Sincerely, Rachel Szymanski
Frequently asked questions
- What is the relationship between an athletic fundraising director and an NIL collective?
- NIL collectives — booster-funded organizations that pay athletes for NIL activities — occupy a legally distinct space from institutional fundraising. Athletic departments cannot direct boosters to give to collectives as a recruiting inducement, and fundraising directors must not conflate their donor cultivation with collective funding solicitation. In practice, the same major donors who give to the athletic foundation also fund the collective, and maintaining appropriate separation while stewarding those relationships requires constant attention to NCAA Bylaw 12 boundaries.
- What is a priority points program and why does it matter in athletic fundraising?
- Priority points programs tie annual giving levels to access to premium seating, priority ticket allocation, and parking for football and basketball games. Donors who give above threshold amounts earn priority points that determine their position in seating allocation queues. The athletic fundraising director administers these programs, manages donor tier communication, and uses them as the primary retention mechanism for the annual fund donor base. Points programs are the operational backbone of most Power 4 athletic foundations' annual revenue.

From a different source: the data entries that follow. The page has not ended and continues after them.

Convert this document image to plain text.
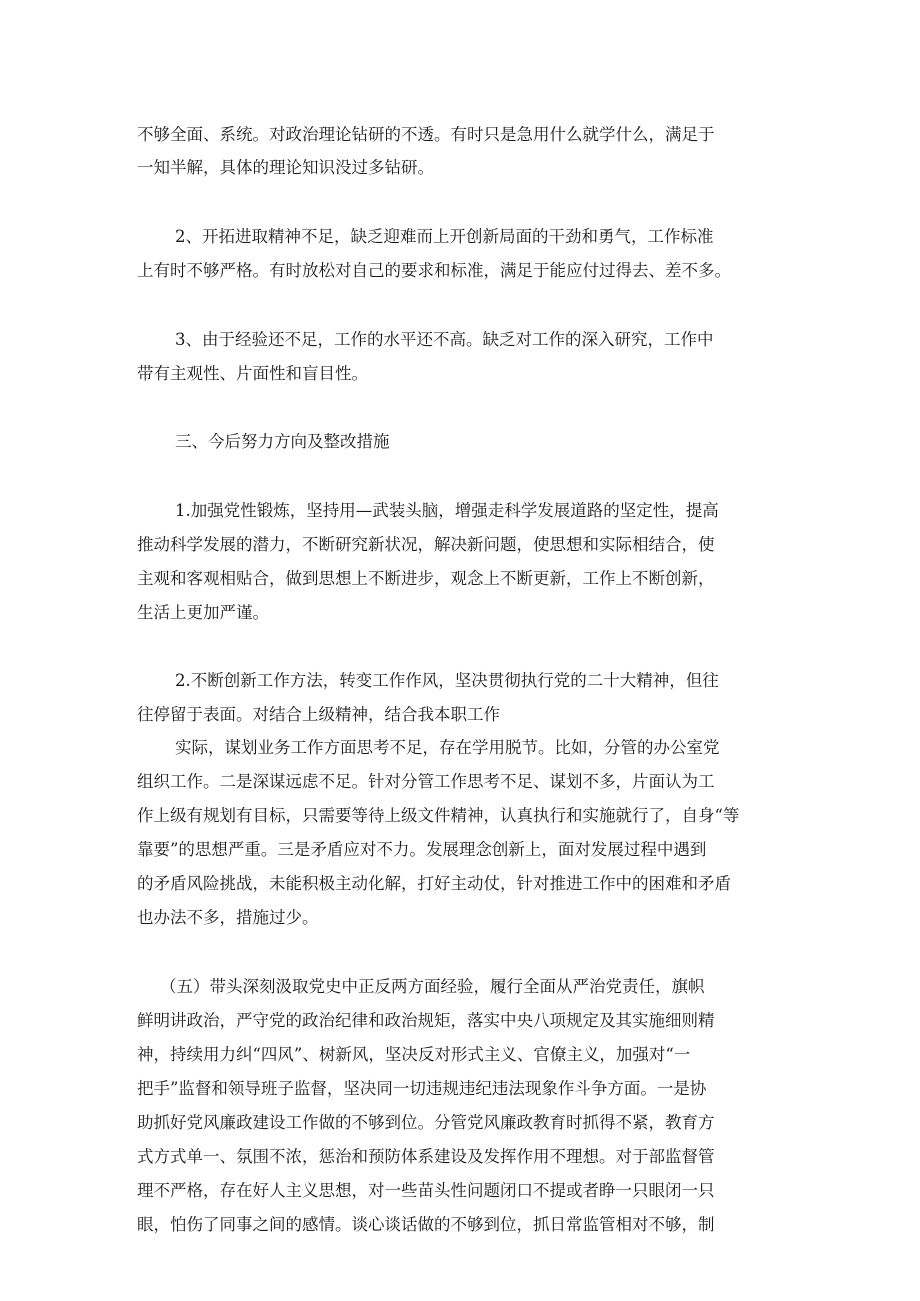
不够全面、系统。对政治理论钻研的不透。有时只是急用什么就学什么，满足于
一知半解，具体的理论知识没过多钻研。
2、开拓进取精神不足，缺乏迎难而上开创新局面的干劲和勇气，工作标准
上有时不够严格。有时放松对自己的要求和标准，满足于能应付过得去、差不多。
3、由于经验还不足，工作的水平还不高。缺乏对工作的深入研究，工作中
带有主观性、片面性和盲目性。
三、今后努力方向及整改措施
1.加强党性锻炼，坚持用—武装头脑，增强走科学发展道路的坚定性，提高
推动科学发展的潜力，不断研究新状况，解决新问题，使思想和实际相结合，使
主观和客观相贴合，做到思想上不断进步，观念上不断更新，工作上不断创新，
生活上更加严谨。
2.不断创新工作方法，转变工作作风，坚决贯彻执行党的二十大精神，但往
往停留于表面。对结合上级精神，结合我本职工作
实际，谋划业务工作方面思考不足，存在学用脱节。比如，分管的办公室党
组织工作。二是深谋远虑不足。针对分管工作思考不足、谋划不多，片面认为工
作上级有规划有目标，只需要等待上级文件精神，认真执行和实施就行了，自身“等
靠要”的思想严重。三是矛盾应对不力。发展理念创新上，面对发展过程中遇到
的矛盾风险挑战，未能积极主动化解，打好主动仗，针对推进工作中的困难和矛盾
也办法不多，措施过少。
（五）带头深刻汲取党史中正反两方面经验，履行全面从严治党责任，旗帜
鲜明讲政治，严守党的政治纪律和政治规矩，落实中央八项规定及其实施细则精
神，持续用力纠“四风”、树新风，坚决反对形式主义、官僚主义，加强对“一
把手”监督和领导班子监督，坚决同一切违规违纪违法现象作斗争方面。一是协
助抓好党风廉政建设工作做的不够到位。分管党风廉政教育时抓得不紧，教育方
式方式单一、氛围不浓，惩治和预防体系建设及发挥作用不理想。对于部监督管
理不严格，存在好人主义思想，对一些苗头性问题闭口不提或者睁一只眼闭一只
眼，怕伤了同事之间的感情。谈心谈话做的不够到位，抓日常监管相对不够，制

- How large are athletic capital campaigns at Power 4 programs?
- Major Power 4 programs have run capital campaigns ranging from $100 million to over $1 billion, typically tied to facilities construction. Alabama, Ohio State, and Texas have all conducted campaigns at or above $1 billion for combined athletics and university projects. More typical P4 athletic-specific campaigns range $50M–$250M for a new football operations building or basketball arena renovation. The fundraising director manages donor prospect pipelines, gift agreements, and donor recognition fulfillment for the athletic portion of these campaigns.
- How does AI affect athletic fundraising and donor development?
- Predictive analytics platforms — Gravyty, EAB Royall, and Salesforce Nonprofit — are being deployed at major programs to score donor prospect affinity, predict giving capacity, and prioritize portfolio management. These tools surface which lapsed donors are most likely to re-engage and which mid-level donors have capacity to move to major gift conversations. Frontline gift officers who use these tools to prioritize their face time and travel will consistently outperform those who rely on relationship intuition alone.
- What is the difference between an athletic foundation and a university development office?
- Most major programs house their athletic fundraising in a separately chartered athletic foundation (a 501(c)(3)) that manages athletic-specific endowments, donor benefits programs, and capital campaign assets. The athletic foundation typically has its own board of directors, financial reporting, and staff. The university development office focuses on university-wide philanthropy. Fundraising directors may sit organizationally inside either structure, but their work is exclusively athletics-focused — and managing the political relationship between the two institutions is often part of the job.